Mais l’ambition de démocratisation culturelle, entendue comme l’accès du plus grand nombre aux oeuvres d’art et à la culture, est restée jusqu’à aujourd’hui un objectif central de la politique culturelle.

Au-delà des facteurs démographiques et sociétaux, l’évolution des publics reflète aussi les mutations qui affectent la perception de la culture et l’idée que s’en font les habitants. La définition de la culture a en effet évolué au fil du temps et ceci de manière différente pour chacun. Car, «la perception même de l’idée de culture est très variable d’un individu à l’autre. L’on pourrait dire en poussant le raisonnement, que chacun possède sa propre définition de la culture».

Par ailleurs, l’évolution des dépenses culturelles des ménages, la diffusion des technologies de l’information et de la communication a «renouvelé profondément les pratiques culturelles, tant en ce qui concerne la création et la diffusion des contenus culturels que leur accessibilité. Le numérique a permis un accroissement, une diversification et une accessibilité accrue de l’offre de biens culturels, notamment dans le domaine de la musique, de l’audiovisuel et du cinéma, via le téléchargement et le streaming».
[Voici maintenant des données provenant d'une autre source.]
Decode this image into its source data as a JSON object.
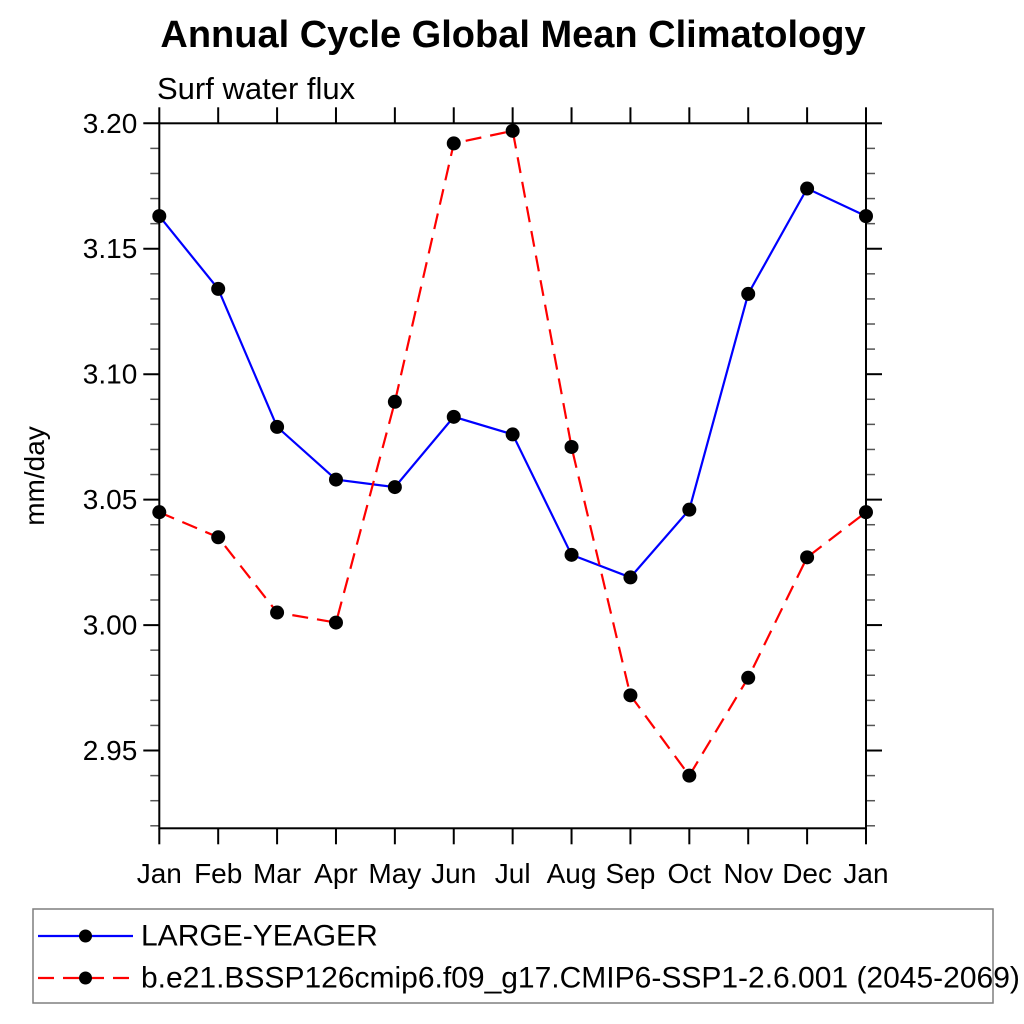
{
  "title": "Annual Cycle Global Mean Climatology",
  "subtitle": "Surf water flux",
  "chart_data": {
    "type": "line",
    "title": "Annual Cycle Global Mean Climatology",
    "subtitle": "Surf water flux",
    "xlabel": "",
    "ylabel": "mm/day",
    "categories": [
      "Jan",
      "Feb",
      "Mar",
      "Apr",
      "May",
      "Jun",
      "Jul",
      "Aug",
      "Sep",
      "Oct",
      "Nov",
      "Dec",
      "Jan"
    ],
    "ylim": [
      2.919,
      3.2
    ],
    "ytick_values": [
      2.95,
      3.0,
      3.05,
      3.1,
      3.15,
      3.2
    ],
    "ytick_labels": [
      "2.95",
      "3.00",
      "3.05",
      "3.10",
      "3.15",
      "3.20"
    ],
    "yminor_step": 0.01,
    "grid": false,
    "legend_position": "bottom",
    "frame_color": "#000000",
    "series": [
      {
        "name": "LARGE-YEAGER",
        "color": "#0000ff",
        "line_style": "solid",
        "marker": "filled-circle",
        "marker_color": "#000000",
        "values": [
          3.163,
          3.134,
          3.079,
          3.058,
          3.055,
          3.083,
          3.076,
          3.028,
          3.019,
          3.046,
          3.132,
          3.174,
          3.163
        ]
      },
      {
        "name": "b.e21.BSSP126cmip6.f09_g17.CMIP6-SSP1-2.6.001 (2045-2069)",
        "color": "#ff0000",
        "line_style": "dashed",
        "marker": "filled-circle",
        "marker_color": "#000000",
        "values": [
          3.045,
          3.035,
          3.005,
          3.001,
          3.089,
          3.192,
          3.197,
          3.071,
          2.972,
          2.94,
          2.979,
          3.027,
          3.045
        ]
      }
    ],
    "legend_border_color": "#7f7f7f"
  }
}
Ces évolutions tendraient à s’accompagner «d’une privatisation de la consommation culturelle qui s’opère de moins en moins dans des lieux publics dédiés et de plus en plus au domicile, ainsi que d’une fragmentation et d’une individualisation des pratiques culturelles, souvent au détriment du lien social. Pourtant, il est à noter qu’une corrélation existe entre l’intensité de la consommation numérique et la participation à la vie culturelle».

L’impact de la diffusion des technologies numériques se manifeste également sur les pratiques de lecture: si la place de celles-ci demeure stable voire augmente depuis 2015, le livre numérique devient un support plus répandu. La vente de livre en ligne se développe au détriment des librairies.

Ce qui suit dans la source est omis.